Arthurian & Grail Lore

Arthurian and Grail lore make up The Matter of Britain which is deeply integral to the Druid tradition.
Spiral triskelion (formed from mathematical Archimedean spirals), occasionally used as a Christian Trinitarian symbol

The Arthurian Legend

Somewhere in Britain, high in the mountains, the body of King Arthur, clothed in armour and wearing his crown, lies in a state of suspended animation in a hidden cave. When his people need him, he will awaken from his sleep and lead them once again to fulfil their destiny. Some say the cave is in Scotland, others in Wales; others still claim that Arthur sleeps at Alderley Edge in Cheshire or at Sewingshield Crags in Northumberland.

There are many versions of the Arthurian legend, but the basic story remains the same. Arthur was the illegitimate child of Igraine, the wife of Gorlois of Cornwall, and the king of Britain, Uther Pendragon. Their union was masterminded by Merlin, and after the child was born he ensured that Arthur was raised in secret until the time came for him to claim the throne. Arthur was recognized as the rightful king when he was the only contender to succeed in withdrawing a sword embedded in stone. Another sword, Excalibur, was given to Arthur by a mysterious Lady of the Lake.

Advised by his magician, Merlin, Arthur was a wise and magnanimous ruler, who gathered around him the knights of the Round Table at his court at Camelot. His fate was sealed, however, when his sister, the sorceress Morgan le Fay, encouraged his estranged son (or, in some tales, nephew) Mordred to seize the throne in his absence. At the Battle of Camlann, before Arthur killed him, Mordred delivered a fatal blow, and Arthur’s body was carried away on a barge to Avalon.

The Grail Legend

Modern experts on the Grail, such as John Matthews in his book, The Grail Seeker’s Companion, point to ancient myths involving magical vessels that may be the primal sources of the Grail symbol, such as the ‘Cauldron of Annwn’, which had the power to restore the dead to life again. The very early Welsh text, the Preiddeu Annwn, tells how King Arthur set sail with three shiploads of warriors to find this vessel in the Underworld.
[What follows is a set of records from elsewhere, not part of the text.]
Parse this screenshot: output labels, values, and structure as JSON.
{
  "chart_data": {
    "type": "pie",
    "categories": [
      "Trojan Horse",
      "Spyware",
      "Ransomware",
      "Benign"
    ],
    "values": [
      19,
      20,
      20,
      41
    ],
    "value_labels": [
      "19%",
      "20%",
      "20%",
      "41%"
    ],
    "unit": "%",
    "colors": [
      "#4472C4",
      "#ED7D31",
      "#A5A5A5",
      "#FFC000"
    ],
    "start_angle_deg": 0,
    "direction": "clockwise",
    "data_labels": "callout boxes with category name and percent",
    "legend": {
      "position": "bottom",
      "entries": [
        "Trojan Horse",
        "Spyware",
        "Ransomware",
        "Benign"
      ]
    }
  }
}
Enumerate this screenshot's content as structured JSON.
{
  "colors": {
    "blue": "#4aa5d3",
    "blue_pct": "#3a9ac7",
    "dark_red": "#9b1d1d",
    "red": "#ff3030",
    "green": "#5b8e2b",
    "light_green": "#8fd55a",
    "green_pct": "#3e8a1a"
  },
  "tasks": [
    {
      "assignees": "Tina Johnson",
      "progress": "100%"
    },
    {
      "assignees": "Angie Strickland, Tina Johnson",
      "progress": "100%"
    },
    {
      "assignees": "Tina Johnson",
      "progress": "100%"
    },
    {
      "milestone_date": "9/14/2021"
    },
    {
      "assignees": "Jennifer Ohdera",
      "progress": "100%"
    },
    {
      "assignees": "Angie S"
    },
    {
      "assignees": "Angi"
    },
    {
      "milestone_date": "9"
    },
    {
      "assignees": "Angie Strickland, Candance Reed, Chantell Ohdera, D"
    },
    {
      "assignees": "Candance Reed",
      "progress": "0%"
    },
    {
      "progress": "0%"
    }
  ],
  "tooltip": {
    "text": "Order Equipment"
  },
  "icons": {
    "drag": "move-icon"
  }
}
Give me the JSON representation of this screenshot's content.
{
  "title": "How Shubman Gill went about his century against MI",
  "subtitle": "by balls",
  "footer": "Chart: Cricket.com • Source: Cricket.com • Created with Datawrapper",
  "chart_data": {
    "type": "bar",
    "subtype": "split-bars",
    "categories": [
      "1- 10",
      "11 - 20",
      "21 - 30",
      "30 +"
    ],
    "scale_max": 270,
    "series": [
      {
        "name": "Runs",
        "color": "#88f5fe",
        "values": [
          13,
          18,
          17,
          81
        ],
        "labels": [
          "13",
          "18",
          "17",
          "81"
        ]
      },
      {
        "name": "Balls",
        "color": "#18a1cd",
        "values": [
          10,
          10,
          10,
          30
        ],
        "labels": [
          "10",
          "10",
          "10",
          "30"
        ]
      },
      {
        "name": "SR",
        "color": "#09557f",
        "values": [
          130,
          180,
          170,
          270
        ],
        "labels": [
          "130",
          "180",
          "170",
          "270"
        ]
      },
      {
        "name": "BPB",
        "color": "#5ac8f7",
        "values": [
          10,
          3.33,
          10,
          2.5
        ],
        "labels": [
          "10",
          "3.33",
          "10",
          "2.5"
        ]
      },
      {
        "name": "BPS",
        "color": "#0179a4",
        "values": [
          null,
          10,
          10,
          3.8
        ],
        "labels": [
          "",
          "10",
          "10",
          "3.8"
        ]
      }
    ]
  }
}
When understood in this way, the Grail emerges first as a pagan symbol, embraced by the Celts and Druids amongst others. As a symbol of the Mother Goddess it is ideal as it represents both womb and breast. By the medieval era this vessel of nourishment and rebirth was transferred from the Goddess to God, and became the chalice that was used by Christ at the Last Supper, which later caught drops of his blood when on the cross. In recent years writers have attempted to return the Grail to the Goddess once more. For example, the authors of The Holy Blood and the Holy Grail suggest that it should actually be understood as the womb of Mary, which carried the bloodline of Jesus, an idea also found in Dan Brown’s novel The Da Vinci Code.

The Grail & Arthurian Myths in Druidry

In modern Druidry, the story of Taliesin, which features a primordial grail in the shape of Ceridwen’s cauldron, is used as a teaching vehicle for spiritual development. When Druids cast a magic circle about them, they often sense the sacred space created in this way as a grail or vessel in which they can open themselves to receive and radiate inspiration and blessings. In public Druidic ceremonies, a sword is sometimes raised aloft with the cry: ‘Behold this sword Excalibur, which rose from the lake of still meditation and was returned to it again. The sword of spirit, of light and truth, is always sharp and always with us, if our lake be stilled.’